El País Martes,
12.07.05
COLUMNA
Ayer se conmemoró en Bosnia el trágico asalto a una pequeña
ciudad, Srebrenica. El resultado del mismo, hace ahora diez años, lo conocen
todos. Al menos 8.000 hombres, niños y ancianos fueron ejecutados y enterrados
como perros en fosas comunes. Aquella ciudad llevaba entonces tres años
resistiendo en unas condiciones terroríficas, al igual que la capital del país,
Sarajevo. El Ejército serbio y los paramilitares a sus órdenes no querían solo
tomar Sarajevo, Srebrenica y Tuzla. Ya lo habían logrado en Foca, donde
ejecutaron a gran parte de los hombres sobre el puente del río Drina y lanzaron
los cadáveres al agua. Esto mismo habían hecho en Kostelnica, donde río abajo
las corrientes jugaban con los muertos flotantes como en la nueva película de
Spielberg La guerra de los mundos. ¡Ay de las ciudades, ese escenario
de encuentro en los valles y junto a los grandes ríos y costas amables donde la
comunicación permite a los hombres juntarse para intercambiar experiencias y
noticias, mercancías y sentimientos! Sus enemigos las odian porque en ellas
surge hace miles de años la riqueza de la comunicación y la libertad y dignidad
del individuo, porque en ellas es tan difícil imponer verdades únicas y la peor
represión nunca puede evitar complicidades humanas entre gentes de diversa
procedencia, religión y etnia. Allí todo se mezcla y nada queda en estado puro.
Las odiaban los fanáticos de la tribu que dirigían Ratko
Mladic y Radovan Karadzic como las detestan en el fondo todos los nacionalismos
que no por casualidad idealizan la vida primitiva en el campo y las amables
arcadias de quienes piensan y sienten todos igual. Siempre fueron objetivo de
todos los que quieren imponer la tiranía. Los ciudadanos siempre han sido los
peores súbditos. Lo sabía Slobodan Milosevic, a quien derribaron los
belgradenses con el apoyo de los habitantes de la otra ciudad serbia que es
Nis. Como lo sabían Mao Zedong y Pol Pot, que exterminaron a sus burguesías. La
ciudad siempre genera pecado e ideas disolutas y disolventes, que se juntan o
enfrentan y generan otras que a su vez plantean preguntas, fomentan la
curiosidad y crean lazos humanos en constante ampliación y movimiento. La
ciudad es la libertad y tiene otra vez muchos enemigos fuera de sus muros
imaginarios, pero también dentro de la fortaleza civilizadora.

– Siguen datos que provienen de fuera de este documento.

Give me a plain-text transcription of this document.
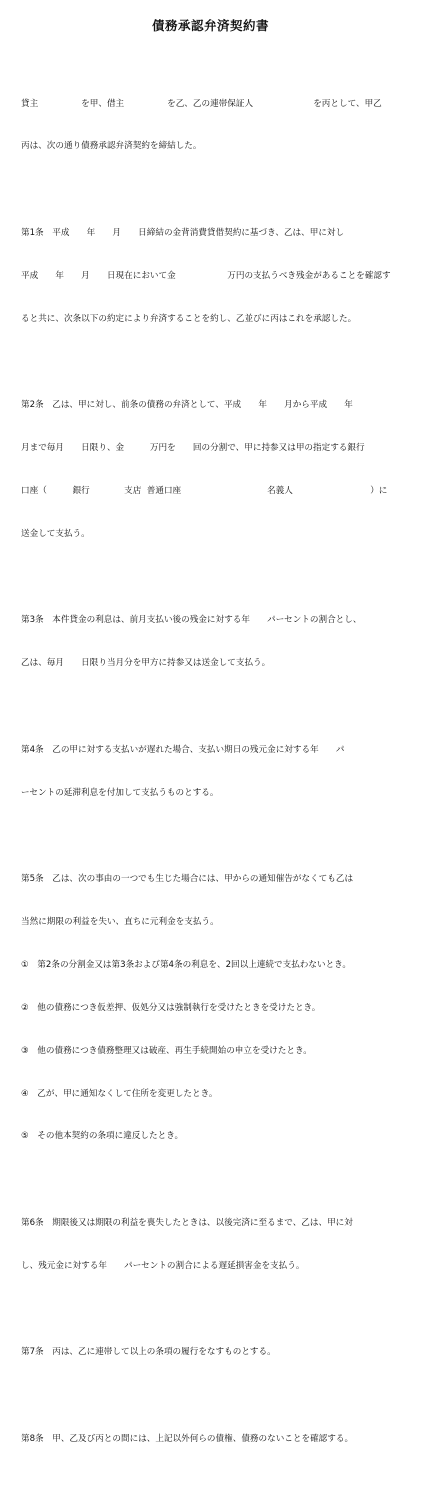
債務承認弁済契約書

貸主　　　　　を甲、借主　　　　　を乙、乙の連帯保証人　　　　　　　を丙として、甲乙

丙は、次の通り債務承認弁済契約を締結した。

第1条　平成　　年　　月　　日締結の金背消費貸借契約に基づき、乙は、甲に対し

平成　　年　　月　　日現在において金　　　　　　万円の支払うべき残金があることを確認す

ると共に、次条以下の約定により弁済することを約し、乙並びに丙はこれを承認した。

第2条　乙は、甲に対し、前条の債務の弁済として、平成　　年　　月から平成　　年

月まで毎月　　日限り、金　　　万円を　　回の分割で、甲に持参又は甲の指定する銀行

口座（　　　銀行　　　　支店  普通口座　　　　　　　　　　名義人　　　　　　　　　）に

送金して支払う。

第3条　本件貸金の利息は、前月支払い後の残金に対する年　　パーセントの割合とし、

乙は、毎月　　日限り当月分を甲方に持参又は送金して支払う。

第4条　乙の甲に対する支払いが遅れた場合、支払い期日の残元金に対する年　　パ

ーセントの延滞利息を付加して支払うものとする。

第5条　乙は、次の事由の一つでも生じた場合には、甲からの通知催告がなくても乙は

当然に期限の利益を失い、直ちに元利金を支払う。

①　第2条の分割金又は第3条および第4条の利息を、2回以上連続で支払わないとき。

②　他の債務につき仮差押、仮処分又は強制執行を受けたときを受けたとき。

③　他の債務につき債務整理又は破産、再生手続開始の申立を受けたとき。

④　乙が、甲に通知なくして住所を変更したとき。

⑤　その他本契約の条項に違反したとき。

第6条　期限後又は期限の利益を喪失したときは、以後完済に至るまで、乙は、甲に対

し、残元金に対する年　　パーセントの割合による遅延損害金を支払う。

第7条　丙は、乙に連帯して以上の条項の履行をなすものとする。

第8条　甲、乙及び丙との間には、上記以外何らの債権、債務のないことを確認する。
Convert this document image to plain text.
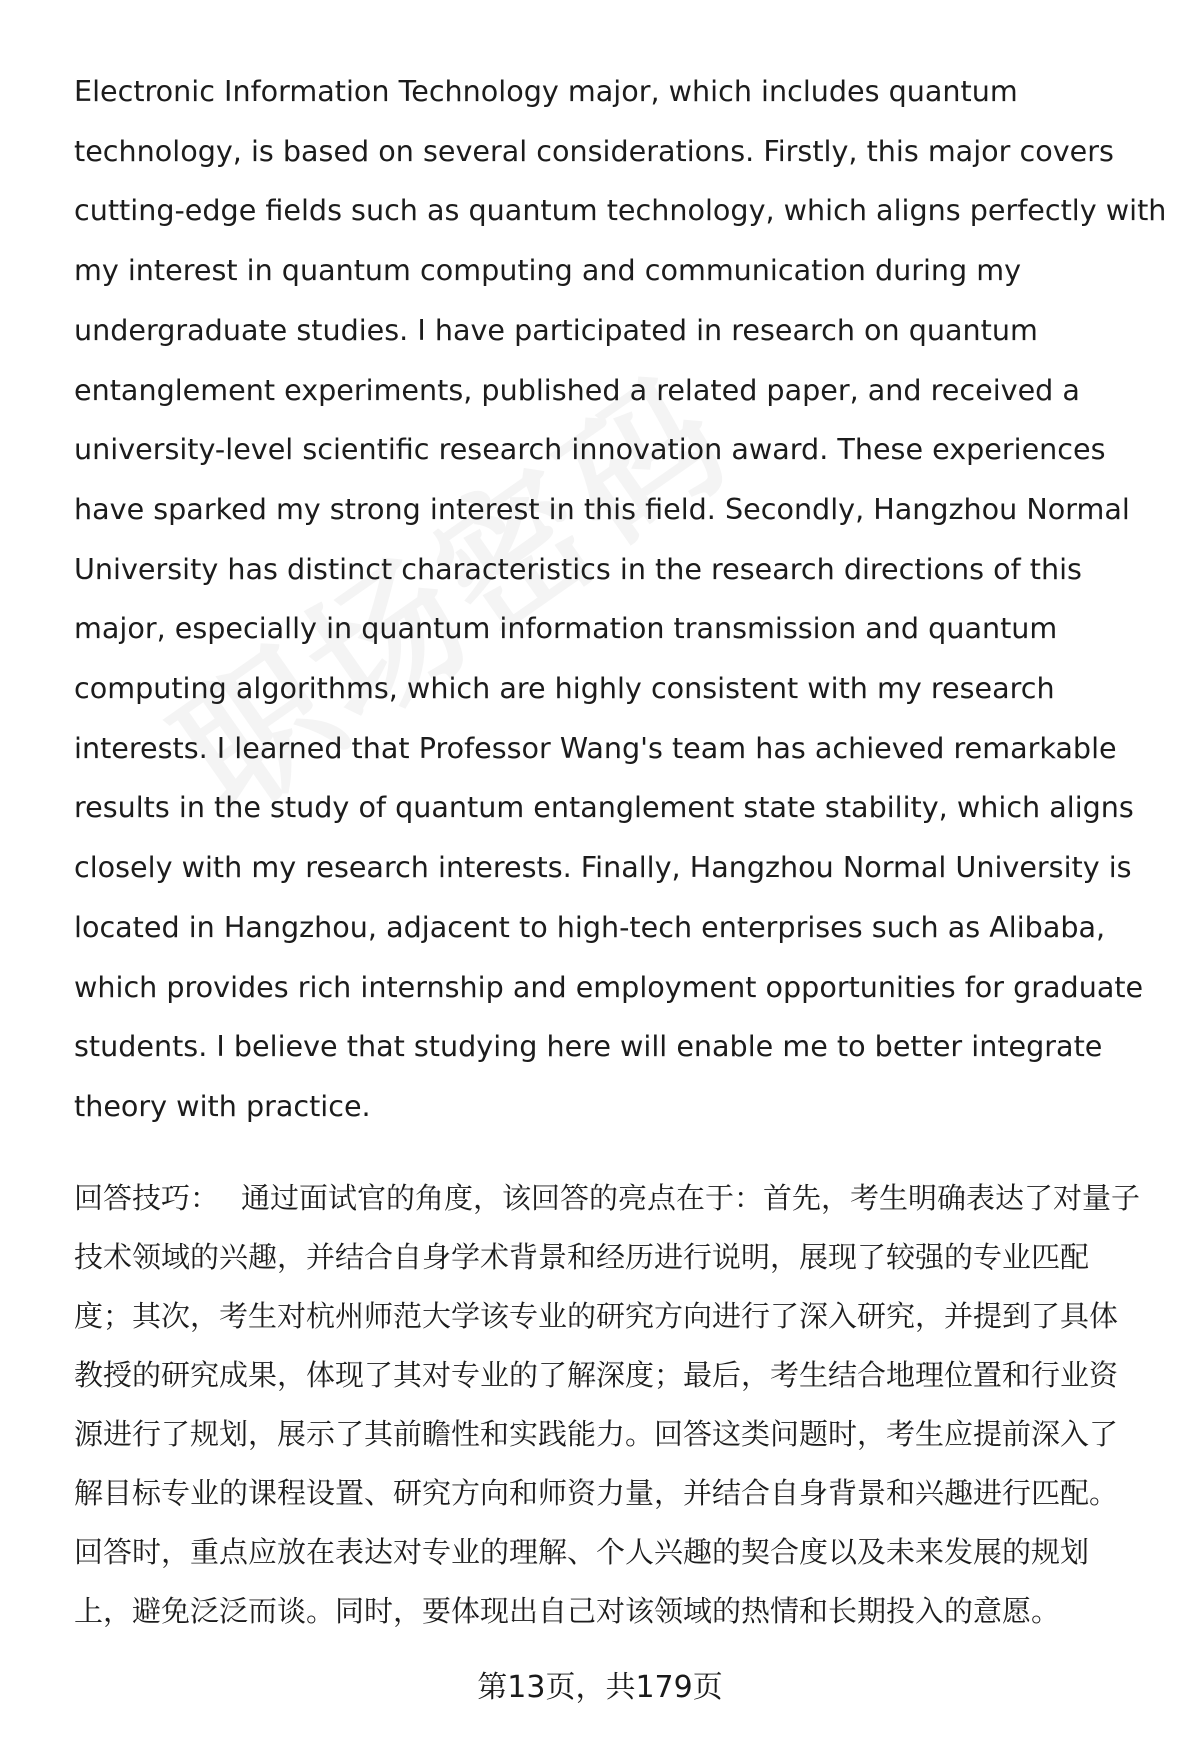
Electronic Information Technology major, which includes quantum
technology, is based on several considerations. Firstly, this major covers
cutting-edge fields such as quantum technology, which aligns perfectly with
my interest in quantum computing and communication during my
undergraduate studies. I have participated in research on quantum
entanglement experiments, published a related paper, and received a
university-level scientific research innovation award. These experiences
have sparked my strong interest in this field. Secondly, Hangzhou Normal
University has distinct characteristics in the research directions of this
major, especially in quantum information transmission and quantum
computing algorithms, which are highly consistent with my research
interests. I learned that Professor Wang's team has achieved remarkable
results in the study of quantum entanglement state stability, which aligns
closely with my research interests. Finally, Hangzhou Normal University is
located in Hangzhou, adjacent to high-tech enterprises such as Alibaba,
which provides rich internship and employment opportunities for graduate
students. I believe that studying here will enable me to better integrate
theory with practice.
回答技巧： 通过面试官的角度，该回答的亮点在于：首先，考生明确表达了对量子
技术领域的兴趣，并结合自身学术背景和经历进行说明，展现了较强的专业匹配
度；其次，考生对杭州师范大学该专业的研究方向进行了深入研究，并提到了具体
教授的研究成果，体现了其对专业的了解深度；最后，考生结合地理位置和行业资
源进行了规划，展示了其前瞻性和实践能力。回答这类问题时，考生应提前深入了
解目标专业的课程设置、研究方向和师资力量，并结合自身背景和兴趣进行匹配。
回答时，重点应放在表达对专业的理解、个人兴趣的契合度以及未来发展的规划
上，避免泛泛而谈。同时，要体现出自己对该领域的热情和长期投入的意愿。
第13页，共179页
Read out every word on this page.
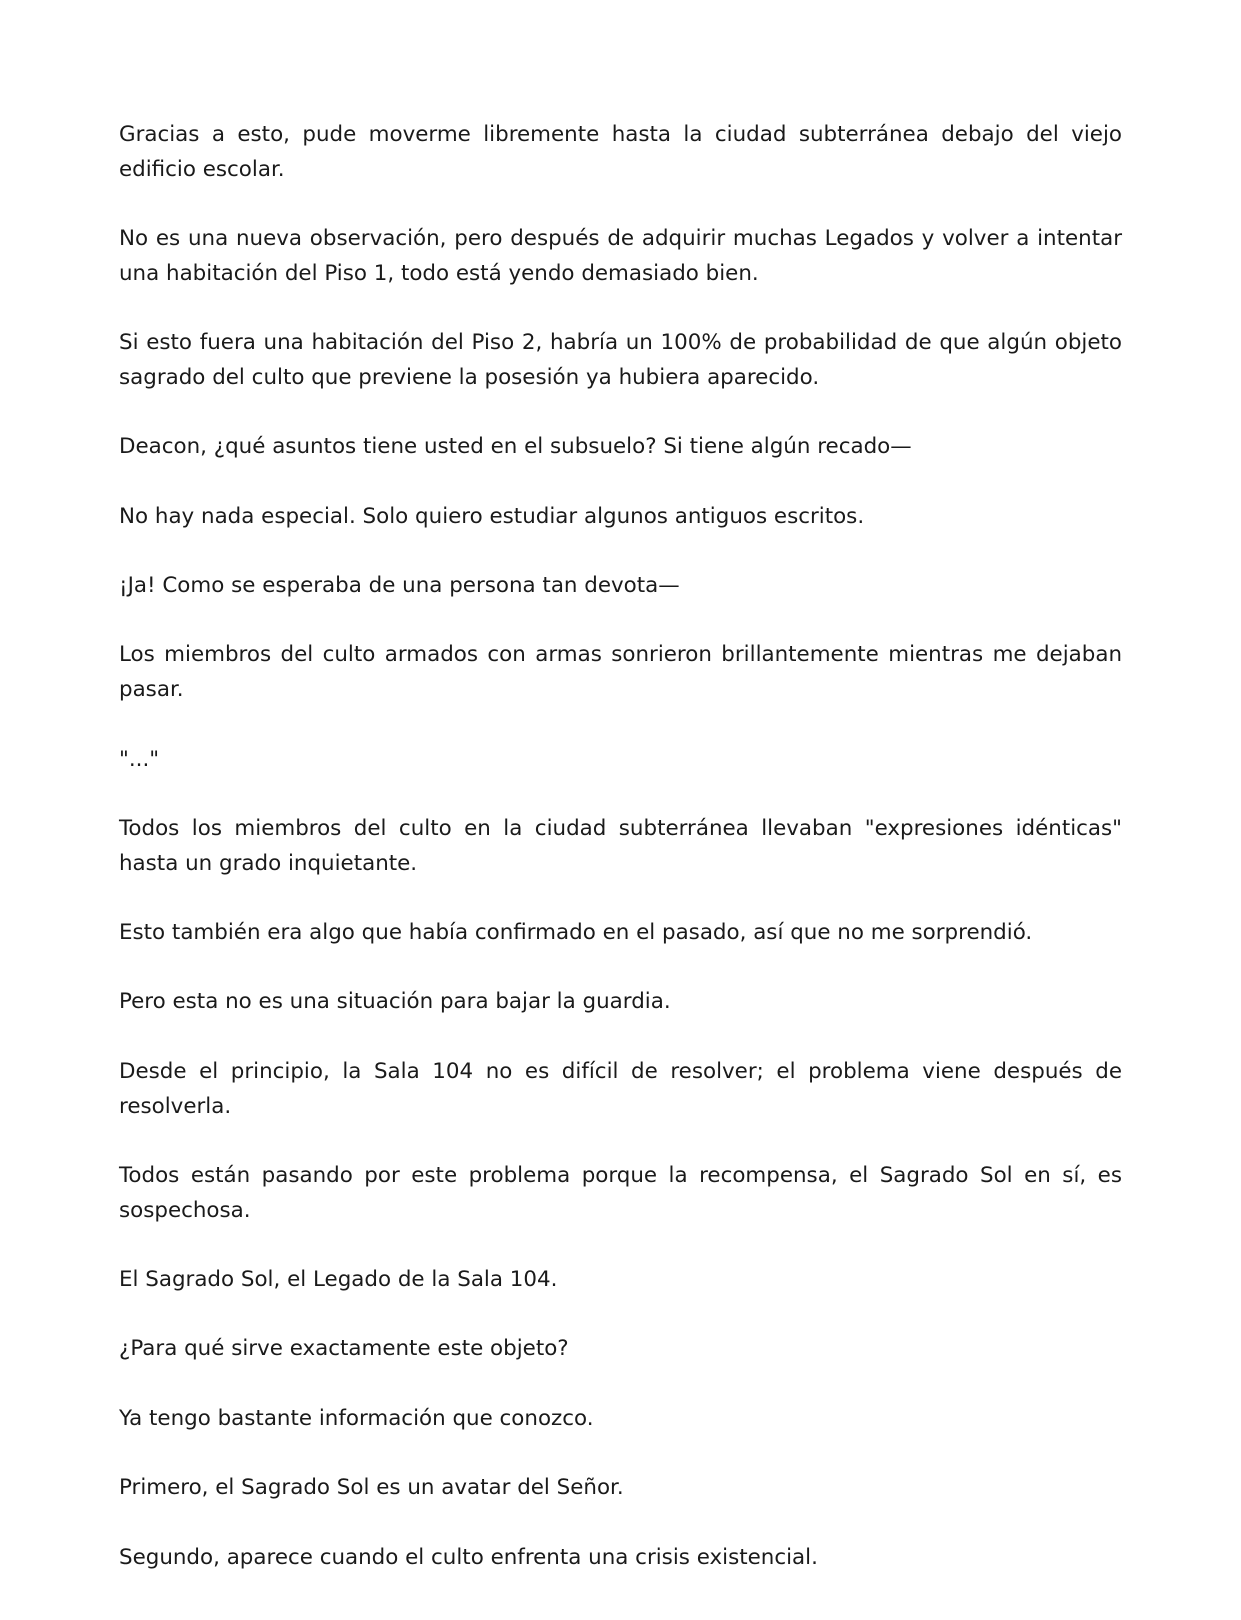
Gracias a esto, pude moverme libremente hasta la ciudad subterránea debajo del viejo edificio escolar.

No es una nueva observación, pero después de adquirir muchas Legados y volver a intentar una habitación del Piso 1, todo está yendo demasiado bien.

Si esto fuera una habitación del Piso 2, habría un 100% de probabilidad de que algún objeto sagrado del culto que previene la posesión ya hubiera aparecido.

Deacon, ¿qué asuntos tiene usted en el subsuelo? Si tiene algún recado—

No hay nada especial. Solo quiero estudiar algunos antiguos escritos.

¡Ja! Como se esperaba de una persona tan devota—

Los miembros del culto armados con armas sonrieron brillantemente mientras me dejaban pasar.

"..."

Todos los miembros del culto en la ciudad subterránea llevaban "expresiones idénticas" hasta un grado inquietante.

Esto también era algo que había confirmado en el pasado, así que no me sorprendió.

Pero esta no es una situación para bajar la guardia.

Desde el principio, la Sala 104 no es difícil de resolver; el problema viene después de resolverla.

Todos están pasando por este problema porque la recompensa, el Sagrado Sol en sí, es sospechosa.

El Sagrado Sol, el Legado de la Sala 104.

¿Para qué sirve exactamente este objeto?

Ya tengo bastante información que conozco.

Primero, el Sagrado Sol es un avatar del Señor.

Segundo, aparece cuando el culto enfrenta una crisis existencial.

Londres es la ciudad por antonomasia. Allí, junto al Támesis
que lleva a todos los mares del mundo, se ha inventado mucho de lo que hoy
constituye el mundo moderno. La megápolis del comercio, la industria
y las comunicaciones ha sido también la cuna de la democracia y el bastión de
la misma en los peores momentos para la sociedad abierta. En Londres, los
enemigos de nuestra civilización de ciudades nos han atacado a todos y lo han
hecho con bombas en las arterias de nuestra cultura de la movilidad, de la
comunicación e información, de nuestra libertad.
No es en realidad nada distinto, salvo en su carga
simbólica, a lo que nuestro enemigo moderno, el terrorismo, lleva haciendo ya
años. Ayer, el presidente de Colombia, Álvaro Uribe, de visita en Madrid, otra
ciudad castigada por quienes quieren doblegar la voluntad y el desafío
ciudadano, tenía toda la razón al considerar uno de sus mayores éxitos el restablecimiento
de las comunicaciones entre las ciudades y el regreso a las mismas de sus
alcaldes antes huidos ante el terrorismo de las FARC. Si las ciudades pueden
defenderse, la democracia siempre estará a salvo por mucho dolor que puedan
causar sus enemigos. Por eso los ciudadanos han de defenderse con firmeza tanto
de sus enemigos como de quienes les sugieren claudicar con cantos de sirena
sobre la paz perpetua e imposibles conciliaciones. Ninguna democracia puede hoy
permitirse ninguna paz que no pase por la derrota del terrorismo, su enemigo
mortal. Porque hunde su dignidad y libertad y la convierte en rehén, esto sí a
perpetuidad, de quienes la quieren destruir con bombas o rendición encubierta.